A few nights back, my wife and I had some friends over for a barbecue on our apartment roof. When it came time to start the festivities, I immediately lit the grill on fire, and not in a good way. I needed to cook off many months-worth of caked-on grease and crap stuck to the grate and interior of our “community grill." So, I shut off the gas line and let it burn.
Meantime, I fired up the electric T-fal OptiGrill Plus on the table next to the grill and threw on a ribeye to keep our guests happy. The OptiGrill—no relation to Steve Martin's Opti-Grab—is like former boxer George Foreman's Lean Mean Fat-Reducing Grilling Machine for a semi-digital age. Turn it on, poke a button on the handle that corresponds to the the kind of protein you're cooking and, T-fal says, it will cook your food to the exact amount of doneness you want. Closing the grill (it's panini-style, so it cooks from the top and bottom simultaneously) tells it the thickness of what you're cooking and allows the machine to adjust time and temperature accordingly.
A LED light on the handle indicates how cooked your item is: yellow for rare, orange for medium, red for that elusive pie in the sky, "well done but still juicy." Cleverly, it also makes you wait (pink light) while it preheats, then beeps when it's ready for food. In theory, it's a nice step up from a George Foreman Grill, or something like my WIRED editor Michael's longtime favorite, Cuisinart's Griddler. The latter is completely manual and, at $100 or less, significantly cheaper than the T-fal, which sells for $150 and up online. (In addition to OptiGrill Plus I reviewed, there's also the OptiGrill, which is more compact and about $30 cheaper.)
Up on my rooftop, the OptiGrill Plus beeped to indicate the steak was rare. I let it go just a minute longer, took it off the and let it rest for five minutes. I noticed that the grill marks were uniformly impressive, but wished they were slightly darker.
Amazingly, the grease fire in the community grill blazed on, so I punched the "sausage" button on the OptiGrill Plus, waited for the preheat signal, and threw a few sausage links on there. I cut the ribeye and passed it around the table. Everybody tore into it and mmmm-ed their way through their first bite. It was tasty, but something gnawed at me.
"It's a little chewy, isn't it?" I asked.
Everyone nodded. It was good, but this was a pricey ribeye and there was little doubt it could have been cooked better.
The sausage, which simply cooks until the light is red, looked great with those nice, dark grill marks I'd been hoping for with the steak. Curious, I poked a thermometer into one of them and was disappointed that it read well into the 170s. It was a good-quality sausage so it was still tasty, but truly, once the center's cooked, why keep going?
By now, the grease fire in the gas grill had died. I cleaned the bejeezus out of the grate and grilled another ribeye and a few more sausages.
I'll grant that I had to do a bit more babysitting on the gas grill than the OptiGrill called for, but when this steak made it to the table, the mmmms were noticeably louder. It had a darker sear on the outside and a deeper red on the interior. It wasn't chewy.

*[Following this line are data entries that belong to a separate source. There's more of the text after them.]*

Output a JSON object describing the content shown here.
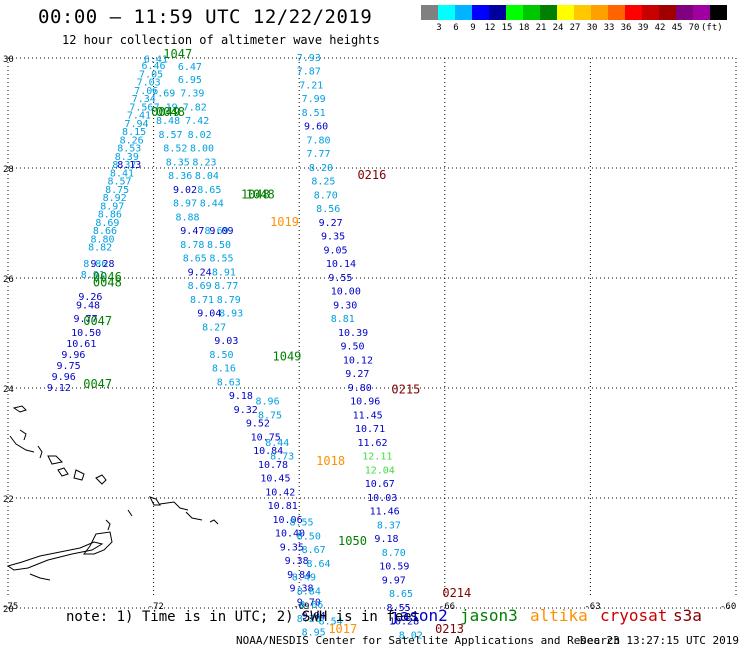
{
  "header": {
    "title": "00:00 – 11:59 UTC 12/22/2019",
    "subtitle": "12 hour collection of altimeter wave heights"
  },
  "color_scale": {
    "colors": [
      "#808080",
      "#00ffff",
      "#00b4ff",
      "#0000ff",
      "#0000a0",
      "#00ff00",
      "#00c800",
      "#008000",
      "#ffff00",
      "#ffc800",
      "#ffa000",
      "#ff6400",
      "#ff0000",
      "#c80000",
      "#a00000",
      "#800080",
      "#a000a0",
      "#000000"
    ],
    "labels": [
      "3",
      "6",
      "9",
      "12",
      "15",
      "18",
      "21",
      "24",
      "27",
      "30",
      "33",
      "36",
      "39",
      "42",
      "45",
      "70",
      "(ft)"
    ]
  },
  "axes": {
    "lat_ticks": [
      "30",
      "28",
      "26",
      "24",
      "22",
      "20"
    ],
    "lon_ticks": [
      "-75",
      "-72",
      "-69",
      "-66",
      "-63",
      "-60"
    ]
  },
  "tracks": [
    {
      "id": "t1",
      "color": "#00a0e0",
      "points": [
        {
          "lat": 29.92,
          "lon": -72.2,
          "v": "6.41"
        },
        {
          "lat": 29.8,
          "lon": -72.25,
          "v": "6.46"
        },
        {
          "lat": 29.65,
          "lon": -72.3,
          "v": "7.05"
        },
        {
          "lat": 29.5,
          "lon": -72.35,
          "v": "7.03"
        },
        {
          "lat": 29.35,
          "lon": -72.4,
          "v": "7.06"
        },
        {
          "lat": 29.2,
          "lon": -72.45,
          "v": "7.34"
        },
        {
          "lat": 29.05,
          "lon": -72.5,
          "v": "7.56"
        },
        {
          "lat": 28.9,
          "lon": -72.55,
          "v": "7.41"
        },
        {
          "lat": 28.75,
          "lon": -72.6,
          "v": "7.94"
        },
        {
          "lat": 28.6,
          "lon": -72.65,
          "v": "8.15"
        },
        {
          "lat": 28.45,
          "lon": -72.7,
          "v": "8.26"
        },
        {
          "lat": 28.3,
          "lon": -72.75,
          "v": "8.53"
        },
        {
          "lat": 28.15,
          "lon": -72.8,
          "v": "8.39"
        },
        {
          "lat": 28.0,
          "lon": -72.85,
          "v": "8.37"
        },
        {
          "lat": 27.85,
          "lon": -72.9,
          "v": "8.41"
        },
        {
          "lat": 27.7,
          "lon": -72.95,
          "v": "8.57"
        },
        {
          "lat": 27.55,
          "lon": -73.0,
          "v": "8.75"
        },
        {
          "lat": 27.4,
          "lon": -73.05,
          "v": "8.92"
        },
        {
          "lat": 27.25,
          "lon": -73.1,
          "v": "8.97"
        },
        {
          "lat": 27.1,
          "lon": -73.15,
          "v": "8.86"
        },
        {
          "lat": 26.95,
          "lon": -73.2,
          "v": "8.69"
        },
        {
          "lat": 26.8,
          "lon": -73.25,
          "v": "8.66"
        },
        {
          "lat": 26.65,
          "lon": -73.3,
          "v": "8.80"
        },
        {
          "lat": 26.5,
          "lon": -73.35,
          "v": "8.82"
        },
        {
          "lat": 26.2,
          "lon": -73.45,
          "v": "8.86"
        },
        {
          "lat": 26.0,
          "lon": -73.5,
          "v": "8.91"
        }
      ]
    },
    {
      "id": "t2",
      "color": "#0000c8",
      "points": [
        {
          "lat": 28.0,
          "lon": -72.75,
          "v": "8.13"
        },
        {
          "lat": 26.2,
          "lon": -73.3,
          "v": "9.28"
        },
        {
          "lat": 25.6,
          "lon": -73.55,
          "v": "9.26"
        },
        {
          "lat": 25.45,
          "lon": -73.6,
          "v": "9.48"
        },
        {
          "lat": 25.2,
          "lon": -73.65,
          "v": "9.77"
        },
        {
          "lat": 24.95,
          "lon": -73.7,
          "v": "10.50"
        },
        {
          "lat": 24.75,
          "lon": -73.8,
          "v": "10.61"
        },
        {
          "lat": 24.55,
          "lon": -73.9,
          "v": "9.96"
        },
        {
          "lat": 24.35,
          "lon": -74.0,
          "v": "9.75"
        },
        {
          "lat": 24.15,
          "lon": -74.1,
          "v": "9.96"
        },
        {
          "lat": 23.95,
          "lon": -74.2,
          "v": "9.12"
        }
      ]
    },
    {
      "id": "t3",
      "color": "#00a0e0",
      "points": [
        {
          "lat": 29.78,
          "lon": -71.5,
          "v": "6.47"
        },
        {
          "lat": 29.55,
          "lon": -71.5,
          "v": "6.95"
        },
        {
          "lat": 29.3,
          "lon": -71.45,
          "v": "7.39"
        },
        {
          "lat": 29.05,
          "lon": -71.4,
          "v": "7.82"
        },
        {
          "lat": 28.8,
          "lon": -71.35,
          "v": "7.42"
        },
        {
          "lat": 28.55,
          "lon": -71.3,
          "v": "8.02"
        },
        {
          "lat": 28.3,
          "lon": -71.25,
          "v": "8.00"
        },
        {
          "lat": 28.05,
          "lon": -71.2,
          "v": "8.23"
        },
        {
          "lat": 27.8,
          "lon": -71.15,
          "v": "8.04"
        },
        {
          "lat": 27.55,
          "lon": -71.1,
          "v": "8.65"
        },
        {
          "lat": 27.3,
          "lon": -71.05,
          "v": "8.44"
        },
        {
          "lat": 26.8,
          "lon": -70.95,
          "v": "8.69"
        },
        {
          "lat": 26.55,
          "lon": -70.9,
          "v": "8.50"
        },
        {
          "lat": 26.3,
          "lon": -70.85,
          "v": "8.55"
        },
        {
          "lat": 26.05,
          "lon": -70.8,
          "v": "8.91"
        },
        {
          "lat": 25.8,
          "lon": -70.75,
          "v": "8.77"
        },
        {
          "lat": 25.55,
          "lon": -70.7,
          "v": "8.79"
        },
        {
          "lat": 25.3,
          "lon": -70.65,
          "v": "8.93"
        }
      ]
    },
    {
      "id": "t4",
      "color": "#00a0e0",
      "points": [
        {
          "lat": 29.3,
          "lon": -72.05,
          "v": "7.69"
        },
        {
          "lat": 29.05,
          "lon": -72.0,
          "v": "7.19"
        },
        {
          "lat": 28.8,
          "lon": -71.95,
          "v": "8.48"
        },
        {
          "lat": 28.55,
          "lon": -71.9,
          "v": "8.57"
        },
        {
          "lat": 28.3,
          "lon": -71.8,
          "v": "8.52"
        },
        {
          "lat": 28.05,
          "lon": -71.75,
          "v": "8.35"
        },
        {
          "lat": 27.8,
          "lon": -71.7,
          "v": "8.36"
        },
        {
          "lat": 27.3,
          "lon": -71.6,
          "v": "8.97"
        },
        {
          "lat": 27.05,
          "lon": -71.55,
          "v": "8.88"
        },
        {
          "lat": 26.55,
          "lon": -71.45,
          "v": "8.78"
        },
        {
          "lat": 26.3,
          "lon": -71.4,
          "v": "8.65"
        },
        {
          "lat": 25.8,
          "lon": -71.3,
          "v": "8.69"
        },
        {
          "lat": 25.55,
          "lon": -71.25,
          "v": "8.71"
        },
        {
          "lat": 25.05,
          "lon": -71.0,
          "v": "8.27"
        },
        {
          "lat": 24.55,
          "lon": -70.85,
          "v": "8.50"
        },
        {
          "lat": 24.3,
          "lon": -70.8,
          "v": "8.16"
        },
        {
          "lat": 24.05,
          "lon": -70.7,
          "v": "8.63"
        }
      ]
    },
    {
      "id": "t5",
      "color": "#0000c8",
      "points": [
        {
          "lat": 27.55,
          "lon": -71.6,
          "v": "9.02"
        },
        {
          "lat": 26.8,
          "lon": -71.45,
          "v": "9.47"
        },
        {
          "lat": 26.8,
          "lon": -70.85,
          "v": "9.09"
        },
        {
          "lat": 26.05,
          "lon": -71.3,
          "v": "9.24"
        },
        {
          "lat": 25.3,
          "lon": -71.1,
          "v": "9.04"
        },
        {
          "lat": 24.8,
          "lon": -70.75,
          "v": "9.03"
        },
        {
          "lat": 23.8,
          "lon": -70.45,
          "v": "9.18"
        },
        {
          "lat": 23.55,
          "lon": -70.35,
          "v": "9.32"
        }
      ]
    },
    {
      "id": "t6",
      "color": "#00a0e0",
      "points": [
        {
          "lat": 29.95,
          "lon": -69.05,
          "v": "7.93"
        },
        {
          "lat": 29.7,
          "lon": -69.05,
          "v": "7.87"
        },
        {
          "lat": 29.45,
          "lon": -69.0,
          "v": "7.21"
        },
        {
          "lat": 29.2,
          "lon": -68.95,
          "v": "7.99"
        },
        {
          "lat": 28.95,
          "lon": -68.95,
          "v": "8.51"
        },
        {
          "lat": 28.45,
          "lon": -68.85,
          "v": "7.80"
        },
        {
          "lat": 28.2,
          "lon": -68.85,
          "v": "7.77"
        },
        {
          "lat": 27.95,
          "lon": -68.8,
          "v": "8.20"
        },
        {
          "lat": 27.7,
          "lon": -68.75,
          "v": "8.25"
        },
        {
          "lat": 27.45,
          "lon": -68.7,
          "v": "8.70"
        },
        {
          "lat": 27.2,
          "lon": -68.65,
          "v": "8.56"
        }
      ]
    },
    {
      "id": "t7",
      "color": "#0000c8",
      "points": [
        {
          "lat": 28.7,
          "lon": -68.9,
          "v": "9.60"
        },
        {
          "lat": 26.95,
          "lon": -68.6,
          "v": "9.27"
        },
        {
          "lat": 26.7,
          "lon": -68.55,
          "v": "9.35"
        },
        {
          "lat": 26.45,
          "lon": -68.5,
          "v": "9.05"
        },
        {
          "lat": 26.2,
          "lon": -68.45,
          "v": "10.14"
        },
        {
          "lat": 25.95,
          "lon": -68.4,
          "v": "9.55"
        },
        {
          "lat": 25.7,
          "lon": -68.35,
          "v": "10.00"
        },
        {
          "lat": 25.45,
          "lon": -68.3,
          "v": "9.30"
        },
        {
          "lat": 24.95,
          "lon": -68.2,
          "v": "10.39"
        },
        {
          "lat": 24.7,
          "lon": -68.15,
          "v": "9.50"
        },
        {
          "lat": 24.45,
          "lon": -68.1,
          "v": "10.12"
        },
        {
          "lat": 24.2,
          "lon": -68.05,
          "v": "9.27"
        },
        {
          "lat": 23.95,
          "lon": -68.0,
          "v": "9.80"
        },
        {
          "lat": 23.7,
          "lon": -67.95,
          "v": "10.96"
        },
        {
          "lat": 23.45,
          "lon": -67.9,
          "v": "11.45"
        },
        {
          "lat": 23.2,
          "lon": -67.85,
          "v": "10.71"
        },
        {
          "lat": 22.95,
          "lon": -67.8,
          "v": "11.62"
        },
        {
          "lat": 22.2,
          "lon": -67.65,
          "v": "10.67"
        },
        {
          "lat": 21.95,
          "lon": -67.6,
          "v": "10.03"
        },
        {
          "lat": 21.7,
          "lon": -67.55,
          "v": "11.46"
        },
        {
          "lat": 21.2,
          "lon": -67.45,
          "v": "9.18"
        },
        {
          "lat": 20.7,
          "lon": -67.35,
          "v": "10.59"
        },
        {
          "lat": 20.45,
          "lon": -67.3,
          "v": "9.97"
        },
        {
          "lat": 19.95,
          "lon": -67.2,
          "v": "8.55"
        },
        {
          "lat": 19.7,
          "lon": -67.15,
          "v": "10.28"
        }
      ]
    },
    {
      "id": "t8",
      "color": "#00a0e0",
      "points": [
        {
          "lat": 25.2,
          "lon": -68.35,
          "v": "8.81"
        },
        {
          "lat": 21.45,
          "lon": -67.4,
          "v": "8.37"
        },
        {
          "lat": 20.95,
          "lon": -67.3,
          "v": "8.70"
        },
        {
          "lat": 20.2,
          "lon": -67.15,
          "v": "8.65"
        },
        {
          "lat": 19.45,
          "lon": -66.95,
          "v": "8.02"
        }
      ]
    },
    {
      "id": "t9",
      "color": "#40e040",
      "points": [
        {
          "lat": 22.7,
          "lon": -67.7,
          "v": "12.11"
        },
        {
          "lat": 22.45,
          "lon": -67.65,
          "v": "12.04"
        }
      ]
    },
    {
      "id": "t10",
      "color": "#0000c8",
      "points": [
        {
          "lat": 23.3,
          "lon": -70.1,
          "v": "9.52"
        },
        {
          "lat": 23.05,
          "lon": -70.0,
          "v": "10.75"
        },
        {
          "lat": 22.8,
          "lon": -69.95,
          "v": "10.84"
        },
        {
          "lat": 22.55,
          "lon": -69.85,
          "v": "10.78"
        },
        {
          "lat": 22.3,
          "lon": -69.8,
          "v": "10.45"
        },
        {
          "lat": 22.05,
          "lon": -69.7,
          "v": "10.42"
        },
        {
          "lat": 21.8,
          "lon": -69.65,
          "v": "10.81"
        },
        {
          "lat": 21.55,
          "lon": -69.55,
          "v": "10.06"
        },
        {
          "lat": 21.3,
          "lon": -69.5,
          "v": "10.40"
        },
        {
          "lat": 21.05,
          "lon": -69.4,
          "v": "9.35"
        },
        {
          "lat": 20.8,
          "lon": -69.3,
          "v": "9.38"
        },
        {
          "lat": 20.55,
          "lon": -69.25,
          "v": "9.84"
        },
        {
          "lat": 20.3,
          "lon": -69.2,
          "v": "9.38"
        },
        {
          "lat": 20.05,
          "lon": -69.05,
          "v": "9.70"
        },
        {
          "lat": 19.8,
          "lon": -68.95,
          "v": "9.04"
        }
      ]
    },
    {
      "id": "t11",
      "color": "#00a0e0",
      "points": [
        {
          "lat": 23.7,
          "lon": -69.9,
          "v": "8.96"
        },
        {
          "lat": 23.45,
          "lon": -69.85,
          "v": "8.75"
        },
        {
          "lat": 22.95,
          "lon": -69.7,
          "v": "8.44"
        },
        {
          "lat": 22.7,
          "lon": -69.6,
          "v": "8.73"
        },
        {
          "lat": 21.5,
          "lon": -69.2,
          "v": "8.55"
        },
        {
          "lat": 21.25,
          "lon": -69.05,
          "v": "8.50"
        },
        {
          "lat": 21.0,
          "lon": -68.95,
          "v": "8.67"
        },
        {
          "lat": 20.75,
          "lon": -68.85,
          "v": "8.64"
        },
        {
          "lat": 20.5,
          "lon": -69.15,
          "v": "8.49"
        },
        {
          "lat": 20.25,
          "lon": -69.05,
          "v": "8.84"
        },
        {
          "lat": 20.0,
          "lon": -69.0,
          "v": "8.66"
        },
        {
          "lat": 19.75,
          "lon": -69.05,
          "v": "8.28"
        },
        {
          "lat": 19.5,
          "lon": -68.95,
          "v": "8.95"
        },
        {
          "lat": 19.7,
          "lon": -68.6,
          "v": "8.54"
        }
      ]
    }
  ],
  "time_labels": [
    {
      "lat": 30.0,
      "lon": -71.8,
      "t": "1047",
      "color": "#008000"
    },
    {
      "lat": 28.95,
      "lon": -72.05,
      "t": "0049",
      "color": "#008000"
    },
    {
      "lat": 28.95,
      "lon": -71.95,
      "t": "0048",
      "color": "#008000"
    },
    {
      "lat": 27.45,
      "lon": -70.2,
      "t": "1048",
      "color": "#008000"
    },
    {
      "lat": 27.45,
      "lon": -70.1,
      "t": "1048",
      "color": "#008000"
    },
    {
      "lat": 26.95,
      "lon": -69.6,
      "t": "1019",
      "color": "#ff9000"
    },
    {
      "lat": 25.95,
      "lon": -73.25,
      "t": "0046",
      "color": "#008000"
    },
    {
      "lat": 25.85,
      "lon": -73.25,
      "t": "0048",
      "color": "#008000"
    },
    {
      "lat": 25.15,
      "lon": -73.45,
      "t": "0047",
      "color": "#008000"
    },
    {
      "lat": 24.5,
      "lon": -69.55,
      "t": "1049",
      "color": "#008000"
    },
    {
      "lat": 24.0,
      "lon": -73.45,
      "t": "0047",
      "color": "#008000"
    },
    {
      "lat": 22.6,
      "lon": -68.65,
      "t": "1018",
      "color": "#ff9000"
    },
    {
      "lat": 21.15,
      "lon": -68.2,
      "t": "1050",
      "color": "#008000"
    },
    {
      "lat": 19.55,
      "lon": -68.4,
      "t": "1017",
      "color": "#ff9000"
    },
    {
      "lat": 27.8,
      "lon": -67.8,
      "t": "0216",
      "color": "#800000"
    },
    {
      "lat": 23.9,
      "lon": -67.1,
      "t": "0215",
      "color": "#800000"
    },
    {
      "lat": 20.2,
      "lon": -66.05,
      "t": "0214",
      "color": "#800000"
    },
    {
      "lat": 19.55,
      "lon": -66.2,
      "t": "0213",
      "color": "#800000"
    }
  ],
  "footer": {
    "note": "note: 1) Time is in UTC; 2) SWH is in feet",
    "satellites": [
      {
        "name": "jason2",
        "color": "#0000c8"
      },
      {
        "name": "jason3",
        "color": "#008000"
      },
      {
        "name": "altika",
        "color": "#ff9000"
      },
      {
        "name": "cryosat",
        "color": "#c80000"
      },
      {
        "name": "s3a",
        "color": "#800000"
      }
    ],
    "credit": "NOAA/NESDIS Center for Satellite Applications and Research",
    "timestamp": "Dec 23 13:27:15 UTC 2019"
  }
}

"That's how it's supposed to taste," someone blurted.
I appreciated letting the OptiGrill take care of the sausages so I could talk to my buddies, but I wondered if it was conceived by someone who was horribly risk averse.
A few days later, I popped some chicken breasts on the OptiGrill, which I planned to slice and use in a panini. Not to mix food with food metaphors, but boneless, skinless chicken breasts should be the bread and butter of a machine like this. I patted them dry, sprinkled on some salt and pepper and set them on the preheated T-fal while I prepped the rest of my lunch. Like the pork setting, the chicken setting says to cook until the indicator light is red.
After 12 minutes of sizzling away, the light was only yellow (next would be orange, followed by red). I got anxious, pulled out my thermometer and tested them both. One was just done and the other had already sailed on into the 170s, talking flavor and juiciness along with it on its voyage through orange and onto red. (On another day, I put Steven Raichlen's fantastic hawaij rub from "The Barbecue! Bible" on some chicken thighs and the very centers hit 200°F while the light was still yellow. Somehow, the exteriors were barely browned.)
Nope. No thank you. If the USDA's universal, ass-covering minimum internal poultry temperature is 165°F, that is the very furthest you need to take chicken on a grill.